In 2018, the team moved on to the second phase of the project, which was to understand the persistent and long-term effects of concussion.

“We continued to enrol people and we now have 55,000 participants. Each one receives a baseline exam when they enter institutions,” Broglio says.

“The second phase is now starting to get exit data as gradates do another evaluation to see if their concussion has had any effect on their brain functioning.

“In parallel, we’re also reaching out to people who graduated from intuitions, so they can do online evaluations to see if the long-term reflects just after they graduated, and within the first five years of gradation. The goal now is to start tracking people for their whole life to see the trajectory, and to see what percentage of people have issues,” he says.

Thanks to its findings so far, the consortium has participated in setting the concussion policy for the NCA, which outlines how concussions are managed, Broglio says.

So far, CARE has published around 60 papers relating to various findings, and Broglio says some of the consortium’s findings have had more impact than others.

In general, he says, findings that chime with a wider body of research that came to the same conclusions are more likely to help enact changes in policy because they will carry more weight.

“Some of what we’ve found doesn’t match what other people have found, some things have been consistent with other studies. When it matches, we can say, ‘Right, we need to change something’,” he says. This research is unlike any other, he says, partly because of how far-reaching it is.

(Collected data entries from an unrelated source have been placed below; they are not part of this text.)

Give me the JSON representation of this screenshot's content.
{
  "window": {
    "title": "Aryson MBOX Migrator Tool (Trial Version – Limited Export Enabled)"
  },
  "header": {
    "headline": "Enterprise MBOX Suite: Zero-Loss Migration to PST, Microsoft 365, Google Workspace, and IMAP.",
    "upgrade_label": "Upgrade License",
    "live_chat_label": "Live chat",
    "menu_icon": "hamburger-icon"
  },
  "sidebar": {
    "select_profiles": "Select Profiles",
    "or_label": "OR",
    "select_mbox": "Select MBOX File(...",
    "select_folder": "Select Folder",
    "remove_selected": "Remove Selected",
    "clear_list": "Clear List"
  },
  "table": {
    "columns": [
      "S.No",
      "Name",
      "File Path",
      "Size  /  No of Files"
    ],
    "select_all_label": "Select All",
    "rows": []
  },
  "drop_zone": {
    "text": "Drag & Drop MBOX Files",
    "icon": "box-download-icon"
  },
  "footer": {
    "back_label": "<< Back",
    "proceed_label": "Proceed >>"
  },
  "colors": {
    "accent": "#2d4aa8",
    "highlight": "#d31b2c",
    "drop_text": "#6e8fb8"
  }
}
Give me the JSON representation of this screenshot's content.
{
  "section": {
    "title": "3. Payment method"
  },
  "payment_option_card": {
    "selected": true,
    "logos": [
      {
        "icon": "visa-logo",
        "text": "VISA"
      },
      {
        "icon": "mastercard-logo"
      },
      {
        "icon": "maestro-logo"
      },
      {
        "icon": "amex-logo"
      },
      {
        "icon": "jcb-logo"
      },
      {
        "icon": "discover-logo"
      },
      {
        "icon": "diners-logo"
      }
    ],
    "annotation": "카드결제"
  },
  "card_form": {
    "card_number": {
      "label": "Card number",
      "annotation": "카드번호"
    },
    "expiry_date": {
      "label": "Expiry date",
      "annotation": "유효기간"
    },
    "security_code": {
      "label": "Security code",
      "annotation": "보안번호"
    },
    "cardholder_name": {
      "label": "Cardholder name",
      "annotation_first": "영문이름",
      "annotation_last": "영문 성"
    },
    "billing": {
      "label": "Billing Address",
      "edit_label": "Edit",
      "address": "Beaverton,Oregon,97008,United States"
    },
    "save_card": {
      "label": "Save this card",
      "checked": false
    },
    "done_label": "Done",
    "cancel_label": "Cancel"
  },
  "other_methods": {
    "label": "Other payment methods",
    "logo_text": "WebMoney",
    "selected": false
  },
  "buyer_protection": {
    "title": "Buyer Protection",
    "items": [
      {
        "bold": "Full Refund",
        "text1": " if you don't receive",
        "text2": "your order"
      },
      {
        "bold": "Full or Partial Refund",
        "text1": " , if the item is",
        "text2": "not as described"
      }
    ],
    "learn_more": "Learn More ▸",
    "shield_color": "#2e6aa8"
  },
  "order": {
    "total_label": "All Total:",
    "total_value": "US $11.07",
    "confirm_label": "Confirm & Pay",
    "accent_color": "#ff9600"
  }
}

“We were interested in getting a broad understanding of what’s going on across all cohorts. The very first goal is to understand the natural history of concussions, and the recovery rate of athletes and cadets participating in multiple levels and across different sports and different sexes.

“Prior to the project, most of the literature focused on male contact collision sport athletes, such as American football, maybe ice hockey and lacrosse. We have close to 50 per cent women in the study, across every NCA sport.”

These sports include basketball, baseball, ice hockey, water polo and cross country. The areas with the most reported concussions, according to the NCAA, are women’s soccer, football, ice hockey and wrestling.CARE’s most recent research, which is yet unpublished, shows that there are different recovery rates based on the sport.

“No one has ever shown this,” Broglio says.“There’s almost an identical recovery rate between men and women that hasn’t been found before, and which we didn’t anticipate. It’s largely been recorded that women take longer to recover, but when matched with equivalent sports, men and women’s recovery rates are virtually identical, which is a pretty significant finding.

“We’ve also had a series of papers looking at the cognitive performance of contact athletes relative to non-contact. They perform the same, if not better. This, he says, runs counter to the school of thought that repeated blows to the head causes chronic traumatic encephalopathy, a neurodegenerative disease which causes severe and irreparable brain damage.”

Some of those things are different to what’s been previously reported, which also opens the door for more research and conversation,” he says.

As well as research, the project is also focused on education for athletes, trainers, coaches and families.

Funding for CARE expires in one yea, and the consortium is in the process of submitting for the next five-year cycle.

“We could be around for as short as 12 months, or it could be another five years. Ideally, it would be another 50 years, so we can track participants,” he says.